A Hungry Man’s an Angry man.

This is the story of James Connor, a miner at Forrest Place, who, in the first Friday of June 1907 allowed his wrath to develop in the wrong way. James came home tipsy and demanded his supper. He was asked quietly by his wife to wait a little whilst it was prepared. But James got angry and seized a poker throwing it as his wife striking her on the head.

He next picked up a fire iron and struck his daughter with it on her arm as she tried to intervene. He briefly left the house but returned a short time later to break six panes of glass in the window. In court the week later, he pled guilty to assaulting his wife and daughter. James had four times previously been in trouble and his wife was in the process of finding another home for herself and for her own protection.

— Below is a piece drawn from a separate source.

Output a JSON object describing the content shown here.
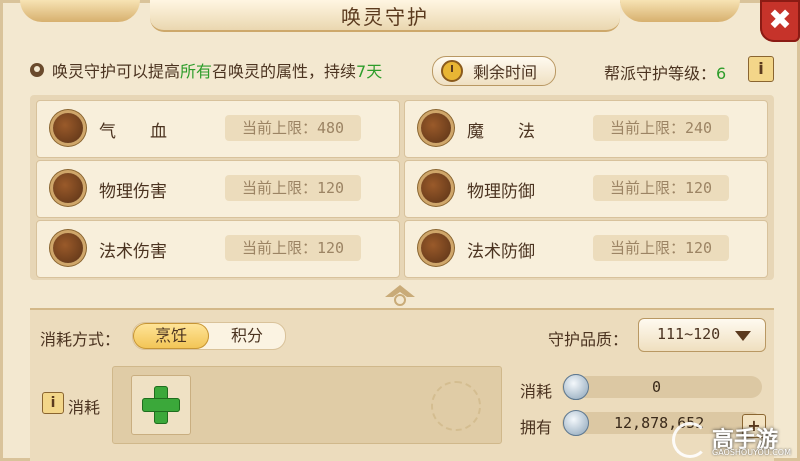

For that latest act, James spent 2 months in prison.

Now, it wasn’t just men at this property getting into trouble.

That same week, Margaret Haley and her mother Jane Haley also of Forrest Place committed and were charged with a breach of the peace by calling on a Mrs Bell. They had turned up to correct some stories which they had heard Mrs Bell had (apparently) said. A quarrel then happened as Margaret argued with Mrs Bell. Jane intervened pulling her daughter away, but not before striking Mrs Bell on the face repeatedly. In court, the daughter admitted putting her hand through Mrs Bell’s window pane before leaving. Unable to prove anything, without witnesses and one word against another the judge dismissed Jane and Mrs Bell, but had no choice other than to fine Margaret for her admission in destroying the window.

I can only imagine the Blantyre police being kept “on their toes” at this property, which was also known as the “Barracks”. Forrest Place is pictured in this 1910 map, just off Main Street, opposite its junction with Broompark Road.